Una vita consegnata al wrestling, sbattuta sulle prime pagine dei giornali, stampata sulle magliette, votata al pubblico ludibrio. Di questo si nutre Randy “The Ram” (un incredibile Mickey Rourke), professionista degli anni ’80 ormai caduto nell’oblio, salvo occasionali performance per ragazzini di quartiere e palestrati di città.
Darren Aronofsky (π - Il teorema del delirio, Requiem for a dream, L’albero della vita) porta in sala il grande spettacolo di The Wrestler, Leone D’Oro alla 65a Mostra di Venezia, vincitore di due Golden Globe (miglior attore e miglior canzone) e candidato a due premi Oscar.
Vecchio pezzo di carne maciullato, "The Ram" (l'Ariete) rimane aggrappato alla fama dei tempi andati che lo aveva reso un eroe e condannato alla solitudine che tanto si addice alla “leggenda vivente”. Una specie di “attrazione umana” il cui corpo - saturo di steroidi e droghe pesanti - si ribella durante un incontro costringendolo a scendere dal caro ring e realizzare che, oltre il “quadrato”, c’è dell’altro.
"The Ram" trova la vita altrove: nell’affetto di una figlia che non conosce (Evan Rachel Wood) e nell’amore di una donna sola quanto lui (Marisa Tomei).

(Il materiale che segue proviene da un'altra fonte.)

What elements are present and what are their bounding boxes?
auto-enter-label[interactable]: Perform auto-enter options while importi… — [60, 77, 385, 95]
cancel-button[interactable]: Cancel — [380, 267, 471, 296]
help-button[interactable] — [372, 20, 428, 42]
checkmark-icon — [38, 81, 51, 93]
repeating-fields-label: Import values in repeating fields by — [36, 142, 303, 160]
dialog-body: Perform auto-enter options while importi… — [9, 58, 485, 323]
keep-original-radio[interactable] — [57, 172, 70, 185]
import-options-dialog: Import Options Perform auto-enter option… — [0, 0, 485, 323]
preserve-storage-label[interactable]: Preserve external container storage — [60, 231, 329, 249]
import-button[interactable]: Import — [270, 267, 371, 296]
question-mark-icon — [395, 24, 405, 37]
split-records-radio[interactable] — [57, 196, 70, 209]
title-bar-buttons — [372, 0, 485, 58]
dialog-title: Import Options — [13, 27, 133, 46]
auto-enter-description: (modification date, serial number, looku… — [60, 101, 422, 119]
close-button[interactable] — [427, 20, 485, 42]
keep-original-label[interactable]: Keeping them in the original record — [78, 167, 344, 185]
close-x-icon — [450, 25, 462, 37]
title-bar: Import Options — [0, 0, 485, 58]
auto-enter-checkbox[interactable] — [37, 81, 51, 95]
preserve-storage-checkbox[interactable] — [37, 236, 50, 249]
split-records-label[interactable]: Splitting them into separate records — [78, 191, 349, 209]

Il gigante buono si scopre fragile. Ma quando il gioco si fa duro, il guerriero non sa rinunciare all’unico posto in cui non si fa del male, al pubblico che è la sua famiglia. Un ring che paradossalmente lo rende persona, carne viva, cuore pulsante di un ingranaggio perverso, ovvero lo show business dei colpi non regolamentari e di una violenza che, seppur palesemente simulata, è più vera che mai.
Mickey Rourke regala un’interpretazione da Oscar (mancato) quanto mai somigliante all’esistenza spericolata dell’attore stesso. D'altronde, “la mia unica fede risiede nelle ossa rotte e nei lividi che mostro”, canta Bruce Springsteen all’amico Mickey e a tutti i wrestler che, fuori dal ring, sono spaventapasseri vuoti e spezzati.